So this question has two questions and i have to use the answer from 1 to answer question 2. Assuming that my answer for 1 is good. I need help with 2. ( Correct me if wrong please.)
Question 1 :
Show that this language is decidable
The language is $L=$ { $< G,w > $ : $G$ is a grammar in normal form of Chomsky and $w$ is a word on the terminal alphabet that can be derivated in $G$ by at least 2 differents derivations trees. }
In other words, find an algorithm that when given a grammar that is in normal form of Chomsky and a word $w$, it concludes after a finite number of steps if yes or no $w$ can be derivated by two derivations trees.
Here's my attempt (correct me if this is wrong) :
Entry : < G, w >;
- Try every derivations in $G$ of length $2|w| -1$.
- If two derivations generate w stop and accept < G,w >. Else stop and reject < G,w >.
Question 2
Show that this language is Turing recognizable $K =$ { < G > : G is a grammar in normal form of Chomsky and G is ambiguous ( can have two derivation tree for same word).} In other words, give an algorithm that when given an grammar in normal form of Chomsky, it returns "true" if $G$ is ambiguous and return "false" or doesn't stop when $G$ is not ambiguous. ( Give an answer absed on the algorithm used in question 1)
My reflexion on question 2 :
For this part i am kinda lost, i know that we will use algorithm of question 1 to be able to return true but for the infinite loop part i am not sure on how to say this.
I am also not sure if i can use a word "w" since our entry is a grammar G.
Entry : < G >
Apply algorithm from question 1 if it returns true, return true. ( Because question 1 basically confirm that the CNF is ambiguous).
note sure how to handle the rest for it to loop.
Thanks a lot for your help.
In order to recognize a ambiguous CFG in Chomsky normal form, you only need to find a certificate string to show that it can be derived by at least two heterogeneous trees.

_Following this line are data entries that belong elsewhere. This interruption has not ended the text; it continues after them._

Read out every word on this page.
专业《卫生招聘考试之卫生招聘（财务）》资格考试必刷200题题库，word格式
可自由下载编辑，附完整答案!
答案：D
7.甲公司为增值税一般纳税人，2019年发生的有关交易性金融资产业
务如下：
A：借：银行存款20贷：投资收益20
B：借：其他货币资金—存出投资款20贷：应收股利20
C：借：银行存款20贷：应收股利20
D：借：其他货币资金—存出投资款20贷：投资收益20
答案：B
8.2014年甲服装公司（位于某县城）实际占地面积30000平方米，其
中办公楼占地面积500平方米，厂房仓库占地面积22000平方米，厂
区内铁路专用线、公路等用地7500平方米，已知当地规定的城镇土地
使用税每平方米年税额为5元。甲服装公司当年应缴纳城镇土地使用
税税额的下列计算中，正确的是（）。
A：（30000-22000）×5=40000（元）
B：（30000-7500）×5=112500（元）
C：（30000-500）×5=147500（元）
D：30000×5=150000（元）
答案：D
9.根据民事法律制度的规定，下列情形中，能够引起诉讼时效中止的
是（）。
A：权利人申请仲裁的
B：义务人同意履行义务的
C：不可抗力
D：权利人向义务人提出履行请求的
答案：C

Now that you have figured out how to verify whether a given string $w$ can be derived ambiguously, a method of simply enumerating every string over the alphabet in the string order works.
Aside: This language is notoriously known to be undecidable. PCP can be reduced to it by a computable function (It is easy to modify the original function in a way such that it always produces unambiguous Chomsky normal form for every possible list of symbols on the top of the dominos and on the bottom alike). Hence, it is $\Sigma_1$-complete.